Small proteins play essential roles in bacterial physiology and virulence, however, automated algorithms for genome annotation are often not yet able to accurately predict the corresponding genes. The accuracy and reliability of genome annotations, particularly for small open reading frames (sORFs), can be significantly improved by integrating protein evidence from experimental approaches. Here we present a highly optimized and flexible bioinformatics workflow for bacterial proteogenomics covering all steps from (i) generation of protein databases, (ii) database searches and (iii) peptide-to-genome mapping to (iv) visualization of results. We used the workflow to identify high quality peptide spectrum matches (PSMs) for small proteins (≤ 100 aa, SP100) in Staphylococcus aureus Newman. Protein extracts from S. aureus were subjected to different experimental workflows for protein digestion and prefractionation and measured with highly sensitive mass spectrometers. In total, 175 proteins with up to 100 aa (SP100) were identified. Out of these 24 (ranging from 9 to 99 aa) were novel and not contained in the used genome annotation.144 SP100 are highly conserved and were found in at least 50% of the publicly available S. aureus genomes, while 127 are additionally conserved in other staphylococci. Almost half of the identified SP100 were basic, suggesting a role in binding to more acidic molecules such as nucleic acids or phospholipids.

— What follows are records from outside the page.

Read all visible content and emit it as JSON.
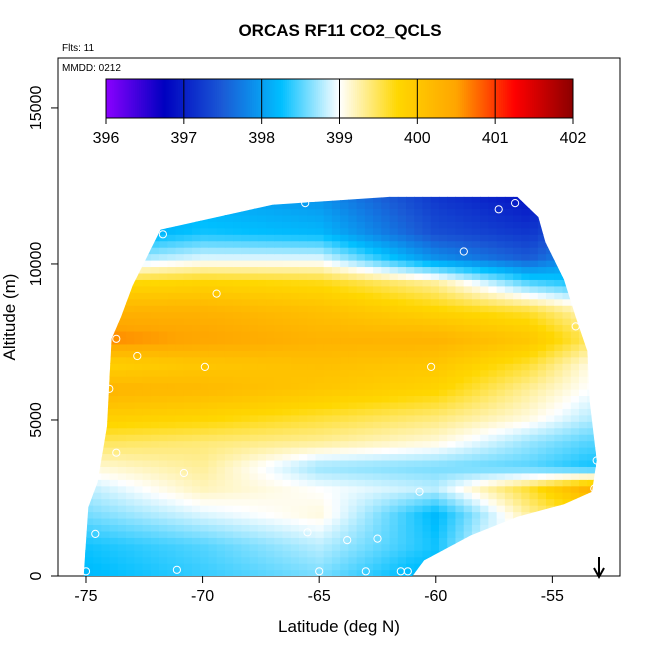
{
  "chart_data": {
    "type": "heatmap",
    "title": "ORCAS RF11 CO2_QCLS",
    "flights_note": "Flts: 11",
    "date_note": "MMDD: 0212",
    "xlabel": "Latitude (deg N)",
    "ylabel": "Altitude (m)",
    "xlim": [
      -76.2,
      -52.1
    ],
    "ylim": [
      0,
      16600
    ],
    "x_ticks": [
      -75,
      -70,
      -65,
      -60,
      -55
    ],
    "x_tick_labels": [
      "-75",
      "-70",
      "-65",
      "-60",
      "-55"
    ],
    "y_ticks": [
      0,
      5000,
      10000,
      15000
    ],
    "y_tick_labels": [
      "0",
      "5000",
      "10000",
      "15000"
    ],
    "grid": false,
    "colorbar": {
      "min": 396,
      "max": 402,
      "ticks": [
        396,
        397,
        398,
        399,
        400,
        401,
        402
      ],
      "tick_labels": [
        "396",
        "397",
        "398",
        "399",
        "400",
        "401",
        "402"
      ],
      "unit_position": "top inset",
      "colors": [
        "#8b00ff",
        "#0000c0",
        "#1a5bd6",
        "#00bfff",
        "#ffffff",
        "#ffd700",
        "#ffa500",
        "#ff0000",
        "#8b0000"
      ]
    },
    "domain_edge": [
      {
        "lat": -75.1,
        "alt": 0
      },
      {
        "lat": -74.9,
        "alt": 2200
      },
      {
        "lat": -74.5,
        "alt": 3000
      },
      {
        "lat": -74.1,
        "alt": 4800
      },
      {
        "lat": -73.9,
        "alt": 7600
      },
      {
        "lat": -73.5,
        "alt": 8300
      },
      {
        "lat": -73.0,
        "alt": 9300
      },
      {
        "lat": -72.4,
        "alt": 10200
      },
      {
        "lat": -71.8,
        "alt": 11100
      },
      {
        "lat": -67.0,
        "alt": 11900
      },
      {
        "lat": -62.0,
        "alt": 12150
      },
      {
        "lat": -56.5,
        "alt": 12150
      },
      {
        "lat": -55.6,
        "alt": 11500
      },
      {
        "lat": -55.3,
        "alt": 10700
      },
      {
        "lat": -54.5,
        "alt": 9500
      },
      {
        "lat": -54.0,
        "alt": 8300
      },
      {
        "lat": -53.5,
        "alt": 7200
      },
      {
        "lat": -53.4,
        "alt": 5600
      },
      {
        "lat": -53.1,
        "alt": 3700
      },
      {
        "lat": -53.3,
        "alt": 2700
      },
      {
        "lat": -54.5,
        "alt": 2300
      },
      {
        "lat": -56.5,
        "alt": 1900
      },
      {
        "lat": -58.5,
        "alt": 1300
      },
      {
        "lat": -60.5,
        "alt": 500
      },
      {
        "lat": -61.0,
        "alt": 0
      }
    ],
    "levels": [
      {
        "alt": 0,
        "values": [
          [
            -75,
            398.2
          ],
          [
            -70,
            398.4
          ],
          [
            -65,
            398.6
          ],
          [
            -61,
            398.2
          ]
        ]
      },
      {
        "alt": 1000,
        "values": [
          [
            -75,
            398.3
          ],
          [
            -70,
            398.5
          ],
          [
            -65,
            398.8
          ],
          [
            -60,
            398.3
          ],
          [
            -58,
            398.9
          ]
        ]
      },
      {
        "alt": 2000,
        "values": [
          [
            -75,
            398.6
          ],
          [
            -70,
            398.9
          ],
          [
            -65,
            399.1
          ],
          [
            -60,
            398.2
          ],
          [
            -56,
            399.3
          ],
          [
            -54,
            399.6
          ]
        ]
      },
      {
        "alt": 2800,
        "values": [
          [
            -75,
            398.8
          ],
          [
            -70,
            399.2
          ],
          [
            -65,
            399.0
          ],
          [
            -60,
            398.8
          ],
          [
            -56,
            399.6
          ],
          [
            -53.5,
            400.3
          ]
        ]
      },
      {
        "alt": 3500,
        "values": [
          [
            -75,
            399.1
          ],
          [
            -70,
            399.3
          ],
          [
            -65,
            398.7
          ],
          [
            -60,
            398.6
          ],
          [
            -56,
            398.5
          ],
          [
            -53.5,
            398.3
          ]
        ]
      },
      {
        "alt": 4300,
        "values": [
          [
            -75,
            399.5
          ],
          [
            -70,
            399.4
          ],
          [
            -65,
            399.3
          ],
          [
            -60,
            399.1
          ],
          [
            -56,
            398.7
          ],
          [
            -53.5,
            398.5
          ]
        ]
      },
      {
        "alt": 5100,
        "values": [
          [
            -75,
            399.9
          ],
          [
            -70,
            399.8
          ],
          [
            -65,
            399.6
          ],
          [
            -60,
            399.4
          ],
          [
            -56,
            399.1
          ],
          [
            -53.5,
            398.8
          ]
        ]
      },
      {
        "alt": 6000,
        "values": [
          [
            -75,
            400.3
          ],
          [
            -70,
            400.2
          ],
          [
            -65,
            400.0
          ],
          [
            -60,
            399.8
          ],
          [
            -56,
            399.3
          ],
          [
            -53.5,
            399.0
          ]
        ]
      },
      {
        "alt": 6800,
        "values": [
          [
            -75,
            399.8
          ],
          [
            -70,
            400.0
          ],
          [
            -65,
            400.1
          ],
          [
            -60,
            400.0
          ],
          [
            -56,
            399.6
          ],
          [
            -53.5,
            399.1
          ]
        ]
      },
      {
        "alt": 7600,
        "values": [
          [
            -75,
            400.7
          ],
          [
            -70,
            400.5
          ],
          [
            -65,
            400.3
          ],
          [
            -60,
            400.3
          ],
          [
            -56,
            400.0
          ],
          [
            -53.5,
            399.5
          ]
        ]
      },
      {
        "alt": 8500,
        "values": [
          [
            -75,
            400.3
          ],
          [
            -70,
            400.3
          ],
          [
            -65,
            400.1
          ],
          [
            -60,
            399.8
          ],
          [
            -56,
            399.6
          ],
          [
            -53.5,
            399.2
          ]
        ]
      },
      {
        "alt": 9400,
        "values": [
          [
            -75,
            399.7
          ],
          [
            -70,
            399.8
          ],
          [
            -65,
            399.7
          ],
          [
            -60,
            399.3
          ],
          [
            -56,
            398.5
          ],
          [
            -53.5,
            398.3
          ]
        ]
      },
      {
        "alt": 10200,
        "values": [
          [
            -75,
            398.6
          ],
          [
            -70,
            398.9
          ],
          [
            -65,
            398.9
          ],
          [
            -60,
            397.9
          ],
          [
            -56,
            397.5
          ],
          [
            -53.5,
            398.0
          ]
        ]
      },
      {
        "alt": 11000,
        "values": [
          [
            -75,
            398.0
          ],
          [
            -70,
            398.3
          ],
          [
            -65,
            398.2
          ],
          [
            -60,
            397.4
          ],
          [
            -56,
            397.2
          ],
          [
            -53.5,
            397.6
          ]
        ]
      },
      {
        "alt": 12200,
        "values": [
          [
            -75,
            398.0
          ],
          [
            -70,
            398.1
          ],
          [
            -65,
            397.9
          ],
          [
            -60,
            397.2
          ],
          [
            -56,
            396.9
          ],
          [
            -53.5,
            397.4
          ]
        ]
      }
    ],
    "sample_points": [
      {
        "lat": -75.0,
        "alt": 150
      },
      {
        "lat": -74.6,
        "alt": 1350
      },
      {
        "lat": -73.7,
        "alt": 3950
      },
      {
        "lat": -74.0,
        "alt": 6000
      },
      {
        "lat": -73.7,
        "alt": 7600
      },
      {
        "lat": -72.8,
        "alt": 7050
      },
      {
        "lat": -71.1,
        "alt": 200
      },
      {
        "lat": -70.8,
        "alt": 3300
      },
      {
        "lat": -69.9,
        "alt": 6700
      },
      {
        "lat": -69.4,
        "alt": 9050
      },
      {
        "lat": -71.7,
        "alt": 10950
      },
      {
        "lat": -65.6,
        "alt": 11950
      },
      {
        "lat": -65.5,
        "alt": 1400
      },
      {
        "lat": -65.0,
        "alt": 150
      },
      {
        "lat": -63.8,
        "alt": 1150
      },
      {
        "lat": -63.0,
        "alt": 150
      },
      {
        "lat": -62.5,
        "alt": 1200
      },
      {
        "lat": -61.5,
        "alt": 150
      },
      {
        "lat": -61.2,
        "alt": 150
      },
      {
        "lat": -60.7,
        "alt": 2700
      },
      {
        "lat": -60.2,
        "alt": 6700
      },
      {
        "lat": -58.8,
        "alt": 10400
      },
      {
        "lat": -57.3,
        "alt": 11750
      },
      {
        "lat": -56.6,
        "alt": 11950
      },
      {
        "lat": -54.0,
        "alt": 8000
      },
      {
        "lat": -53.1,
        "alt": 3700
      },
      {
        "lat": -53.2,
        "alt": 2800
      }
    ],
    "arrow_marker": {
      "lat": -53.0,
      "direction": "down"
    }
  }
}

小蛋白在细菌生理学和毒力中起着至关重要的作用,然而,基因组注释的自动化算法往往还不能准确预测相应的基因。通过整合来自实验方法的蛋白质证据,可以显著提高基因组注释的准确性和可靠性,特别是对于小开放阅读框 (sORF)。在这里,我们提出了一个高度优化和灵活的细菌蛋白质组学生物信息学工作流程,涵盖了从 (i) 生成蛋白质数据库,(ii) 数据库搜索和 (iii) 肽到基因组映射到 (iv) 结果可视化的所有步骤。我们使用该工作流程来鉴定金黄色葡萄球菌 Newman 中小蛋白 (≤100 aa,SP100) 的高质量肽谱匹配 (PSM)。从金黄色葡萄球菌中提取蛋白质,进行不同的蛋白质消化和预分级实验流程,并使用高灵敏度质谱仪进行测量。总共鉴定出 175 种具有多达 100 aa (SP100) 的蛋白质。其中 24 种 (范围为 9 到 99 aa) 是新的,不在使用的基因组注释中。144 个 SP100 高度保守,存在于至少 50%的公开金黄色葡萄球菌基因组中,而 127 个在其他葡萄球菌中也保守。鉴定出的 SP100 中有近一半是碱性的,这表明它们在与更酸性的分子(如核酸或磷脂)结合中发挥作用。